PS: I read this on Zhihu, and I think what I said is quite reasonable:

They believe that the main reason why database index adopts B+ tree is that B tree improves IO performance and does not solve the problem of low efficiency of element traversal. It is in order to solve this problem that B+ tree application was born. B+ trees can traverse the entire tree simply by traversing the leaves. Moreover, range-based queries are very frequent in the database, and b-trees do not support such operations or are inefficient.

I read several articles today and summarize them by myself.

The database must use B+ trees to improve search efficiency.

But how to improve search efficiency?

The easiest way to find data is to find it sequentially. But for hundreds of thousands, millions, or even hundreds of millions of databases, queries are slow.

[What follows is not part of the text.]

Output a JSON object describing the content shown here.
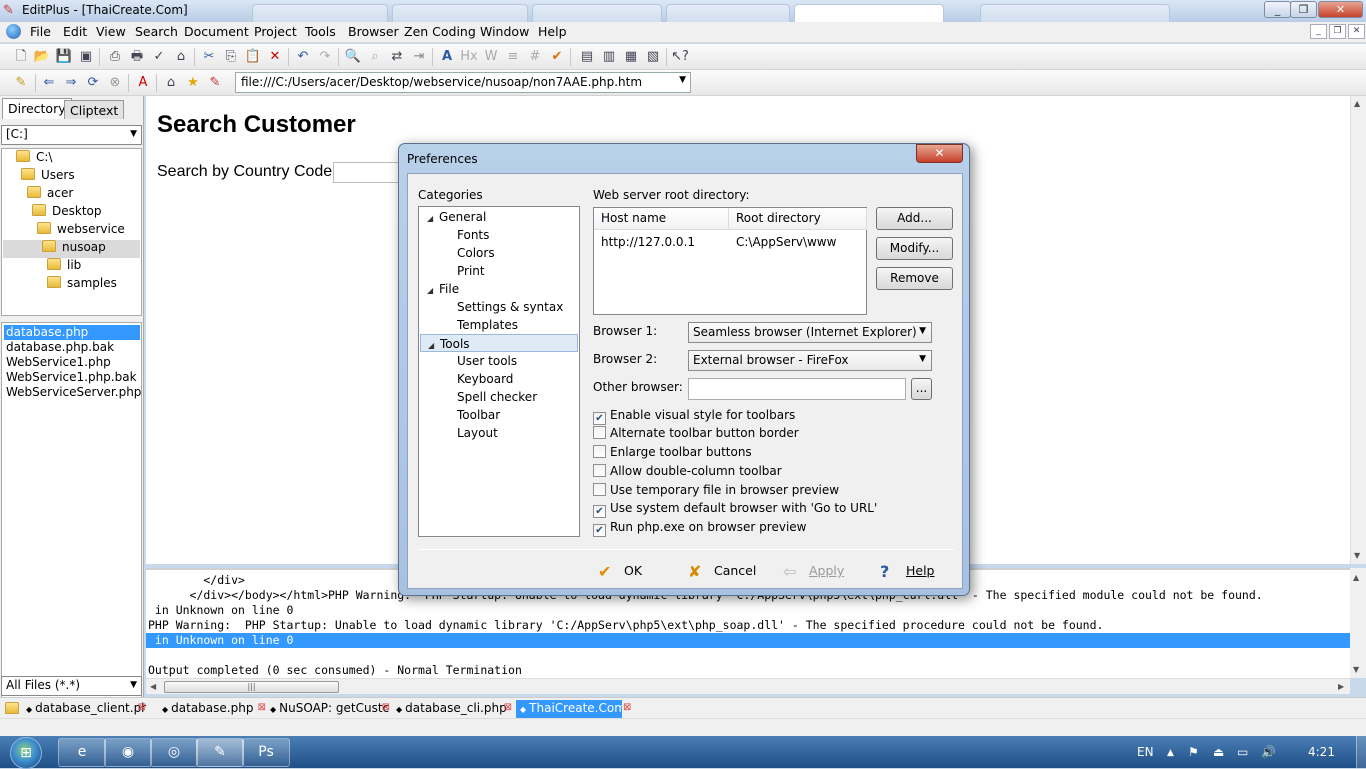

So to find the way to optimize, familiar binary search, binary tree can speed up to O(log(n,2)), the bottleneck of the query is the depth of the tree, the worst case to find the deepest layer of the binary tree, because, each search a deep layer, will access the index file of the deeper layer. In up to gigabytes of index files, this can be a lot of overhead. Therefore, try to design the data structure to be more ‘chunky’ to reduce the number of layers accessed. Among the many solutions, B-/B+ trees fit well. The definition of a B-tree can be seen in detail. In short, the middle node can have more than two children, and the middle element can be a domain. Compared with B- tree, the parent node of B+ tree must also exist in the child node, which is the largest or smallest element. The node of B+ tree only stores the index key value, and the address of the specific information exists in the address of the leaf node. This allows more nodes to be placed in the page-by-page index. Reduce more I/O expenses. Therefore, B+ tree has become an excellent data structure for database. MyIsAM and InnoDB in MySQL both use B+ tree structure. The difference is that the former is a non-clustered index, while the latter is a clustered index. The so-called clustered index is the index stored continuously by the physical address. When fetching the interval, the search speed is very fast, but also, the insertion speed will be affected and reduced. The physical location of the clustered index is stored using linked lists.